“She’s a crazy old woman,” he said. “But she’s paralyzed and she can’t hurt you. Don’t be afraid if she hollers!”
She thanked him and he stood still and stared at her. When he returned to his mates, the three contemplated one another in silence.
“Could she be a teacher?” asked one.
“They chased the last teacher away before she ever taught.”
“I think we oughtn’t to make a noise with our implements, but we ought to move up closer,” suggested the third.
The three moved slowly up the road one behind the other.
Elizabeth was thankful for the warning about the old woman’s “hollering.” It began suddenly and so near that she was startled.

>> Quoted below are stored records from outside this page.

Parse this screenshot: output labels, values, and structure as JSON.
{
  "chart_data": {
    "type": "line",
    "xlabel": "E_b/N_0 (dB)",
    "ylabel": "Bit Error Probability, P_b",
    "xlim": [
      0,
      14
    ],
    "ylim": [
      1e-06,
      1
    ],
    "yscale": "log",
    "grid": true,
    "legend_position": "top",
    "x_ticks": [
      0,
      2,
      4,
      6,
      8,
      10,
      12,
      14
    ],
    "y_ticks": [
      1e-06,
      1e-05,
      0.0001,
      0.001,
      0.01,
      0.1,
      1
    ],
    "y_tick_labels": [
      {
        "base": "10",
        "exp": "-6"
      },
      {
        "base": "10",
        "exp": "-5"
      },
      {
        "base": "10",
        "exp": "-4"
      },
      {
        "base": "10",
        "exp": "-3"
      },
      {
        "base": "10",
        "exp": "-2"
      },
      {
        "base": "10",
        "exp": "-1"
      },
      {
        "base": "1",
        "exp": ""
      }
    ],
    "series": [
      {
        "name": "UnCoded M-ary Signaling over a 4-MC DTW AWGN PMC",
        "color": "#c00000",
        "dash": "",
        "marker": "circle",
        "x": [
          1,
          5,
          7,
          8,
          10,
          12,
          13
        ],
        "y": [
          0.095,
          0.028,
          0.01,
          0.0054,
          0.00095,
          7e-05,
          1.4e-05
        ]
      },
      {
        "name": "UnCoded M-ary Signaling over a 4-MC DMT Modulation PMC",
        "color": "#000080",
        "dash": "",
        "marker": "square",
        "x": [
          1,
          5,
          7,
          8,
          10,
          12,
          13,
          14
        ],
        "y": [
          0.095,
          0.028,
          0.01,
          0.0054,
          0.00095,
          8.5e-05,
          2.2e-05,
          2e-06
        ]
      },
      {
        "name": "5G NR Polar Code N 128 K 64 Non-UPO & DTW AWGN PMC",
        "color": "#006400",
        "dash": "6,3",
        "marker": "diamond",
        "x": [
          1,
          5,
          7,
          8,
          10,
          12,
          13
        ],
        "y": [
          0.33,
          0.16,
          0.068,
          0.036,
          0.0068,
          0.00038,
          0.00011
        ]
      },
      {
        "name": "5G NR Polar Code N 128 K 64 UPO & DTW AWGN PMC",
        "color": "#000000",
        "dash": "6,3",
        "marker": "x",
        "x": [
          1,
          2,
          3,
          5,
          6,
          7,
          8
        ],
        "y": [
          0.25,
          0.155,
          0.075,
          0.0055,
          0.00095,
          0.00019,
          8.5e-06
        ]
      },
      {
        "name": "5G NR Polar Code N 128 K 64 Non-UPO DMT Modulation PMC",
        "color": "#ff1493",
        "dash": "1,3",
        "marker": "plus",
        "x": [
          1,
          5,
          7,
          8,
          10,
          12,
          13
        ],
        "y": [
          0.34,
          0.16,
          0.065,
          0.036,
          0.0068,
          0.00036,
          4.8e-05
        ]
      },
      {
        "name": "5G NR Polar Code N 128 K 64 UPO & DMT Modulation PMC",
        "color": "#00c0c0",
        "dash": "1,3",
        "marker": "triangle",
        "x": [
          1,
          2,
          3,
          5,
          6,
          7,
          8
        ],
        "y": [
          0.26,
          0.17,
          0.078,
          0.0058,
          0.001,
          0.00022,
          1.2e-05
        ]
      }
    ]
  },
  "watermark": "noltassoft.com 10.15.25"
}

The cabin was hidden in a thicket; if it had not been for the shrill voice, she would have passed it. She parted the branches and looked into a little open space at a log house surrounded by heaps of wretched débris gathered in years of careless, slovenly living. She slipped in through the opening made by her arms and went to the door.
The single room held three pieces of furniture, a queer old charcoal stove, a bed made of saplings with the bark still on and covered with a mattress from which the stuffing of leaves was bursting, and a broken chair. The chair stood by the bed and on it was a tin cup filled with some unrecognizable liquid and a part of a rough loaf of grayish bread. On the bed lay a pitiful old body of which only the dull eyes and lips and one hand seemed still alive.
The eyes peered at Elizabeth as though the room were dark.
“Is a human being coming to visit me in my misery?” asked the old voice.